One of the most important steps is to buy the right size turkey. Plan on 1-½ pounds per person, which will account for the bones and leave you plenty of leftovers.
The following tips will help you succeed on the turkey-portion cooking of Thanksgiving dinner.
1. Thaw the turkey. No matter the cooking method, the turkey must be fully thawed. This should be done in the refrigerator. It will take about 24 hours per 4 to 5 pounds of turkey. That means a 20-pound frozen turkey needs to be in the fridge by Sunday. If you wake up next Thursday morning and the bird is still frozen, place it in a clean sink of cold water. Change the water every 30 minutes, and plan for about 30 minutes per pound.
2. What's inside comes out. Remove the bags of organs, plus the neck, before you cook the bird. You can add the cooked, sliced innards to your gravy or boil it up and add to pet food. You'll have to pick the meat from the neck bone.
3. Don't stuff it. For a novice cook, it's best not to stuff the bird. It's difficult enough to get the white meat and dark meat done at the same time, and the stuffing adds another element. Plus, you risk cross-contamination from handling the raw turkey. Bake stuffing in a casserole.
4. Get a meat thermometer. You can consult many sources about roasting times for turkey and, most often, you'll find the experts say 15 to 20 minutes per pound. A more accurate gauge is the temperature. The white meat should register 160 to 165, but the dark meat is better at about 175 degrees. For a smaller group, buy a turkey breast and then you only need worry about one temperature.

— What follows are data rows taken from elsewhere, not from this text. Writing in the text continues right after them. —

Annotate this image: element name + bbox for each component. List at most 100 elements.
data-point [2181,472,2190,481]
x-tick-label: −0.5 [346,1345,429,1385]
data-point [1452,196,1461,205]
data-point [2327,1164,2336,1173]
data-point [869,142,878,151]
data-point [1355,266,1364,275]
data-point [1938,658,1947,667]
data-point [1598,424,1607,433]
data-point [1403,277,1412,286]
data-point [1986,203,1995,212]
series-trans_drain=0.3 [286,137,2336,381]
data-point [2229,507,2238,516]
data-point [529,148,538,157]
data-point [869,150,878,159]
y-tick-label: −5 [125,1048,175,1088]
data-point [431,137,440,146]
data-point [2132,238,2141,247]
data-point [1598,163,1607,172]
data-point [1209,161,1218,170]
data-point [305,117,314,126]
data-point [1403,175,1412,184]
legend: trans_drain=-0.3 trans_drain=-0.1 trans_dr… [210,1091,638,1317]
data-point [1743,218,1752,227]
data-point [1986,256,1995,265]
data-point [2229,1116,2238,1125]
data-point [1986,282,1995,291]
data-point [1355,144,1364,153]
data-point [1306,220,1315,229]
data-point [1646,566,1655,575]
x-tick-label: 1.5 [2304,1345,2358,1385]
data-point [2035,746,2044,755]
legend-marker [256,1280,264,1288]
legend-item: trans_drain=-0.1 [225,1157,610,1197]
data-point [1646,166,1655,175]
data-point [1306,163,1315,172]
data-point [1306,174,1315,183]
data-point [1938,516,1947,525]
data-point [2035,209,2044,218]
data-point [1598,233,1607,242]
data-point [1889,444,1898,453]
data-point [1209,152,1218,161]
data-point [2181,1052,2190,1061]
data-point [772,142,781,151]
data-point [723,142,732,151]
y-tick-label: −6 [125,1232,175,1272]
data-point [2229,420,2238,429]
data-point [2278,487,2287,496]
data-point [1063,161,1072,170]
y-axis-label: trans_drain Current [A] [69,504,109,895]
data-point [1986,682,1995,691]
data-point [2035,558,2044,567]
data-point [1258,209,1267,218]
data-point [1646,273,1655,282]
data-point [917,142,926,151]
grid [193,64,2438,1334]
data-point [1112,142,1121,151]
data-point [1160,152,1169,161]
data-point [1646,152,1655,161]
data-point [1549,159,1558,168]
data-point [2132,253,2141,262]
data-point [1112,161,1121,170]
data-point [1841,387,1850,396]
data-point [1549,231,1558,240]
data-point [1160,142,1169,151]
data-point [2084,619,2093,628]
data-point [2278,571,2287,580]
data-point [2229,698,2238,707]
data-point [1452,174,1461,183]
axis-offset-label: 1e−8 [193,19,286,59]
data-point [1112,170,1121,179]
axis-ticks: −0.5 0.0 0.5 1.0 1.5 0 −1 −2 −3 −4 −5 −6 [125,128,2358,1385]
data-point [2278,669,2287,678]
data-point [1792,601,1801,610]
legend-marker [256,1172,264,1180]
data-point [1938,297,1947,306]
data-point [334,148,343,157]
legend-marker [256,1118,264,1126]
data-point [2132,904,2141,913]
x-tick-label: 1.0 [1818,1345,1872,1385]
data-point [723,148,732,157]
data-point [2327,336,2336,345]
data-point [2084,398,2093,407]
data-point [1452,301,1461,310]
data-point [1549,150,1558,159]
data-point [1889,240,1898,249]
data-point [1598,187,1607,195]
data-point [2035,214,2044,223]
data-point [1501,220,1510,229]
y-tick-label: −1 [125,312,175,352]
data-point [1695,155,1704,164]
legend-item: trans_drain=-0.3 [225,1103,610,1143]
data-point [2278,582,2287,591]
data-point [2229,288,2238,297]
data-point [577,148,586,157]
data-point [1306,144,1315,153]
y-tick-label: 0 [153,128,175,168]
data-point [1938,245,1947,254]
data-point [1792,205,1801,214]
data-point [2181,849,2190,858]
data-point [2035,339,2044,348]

5. Let it rest. Do not rush the turkey to the table as soon as it's out of the oven. It should rest, lightly tented with foil, for at least 20 minutes or even longer. This allows the juices to settle into the bird. If you carve it right away, the juices will run out and you'll have dry meat. The turkey will continue to cook for a while, even after it's removed from the oven. A bigger bird can sit up to an hour and still be hot inside.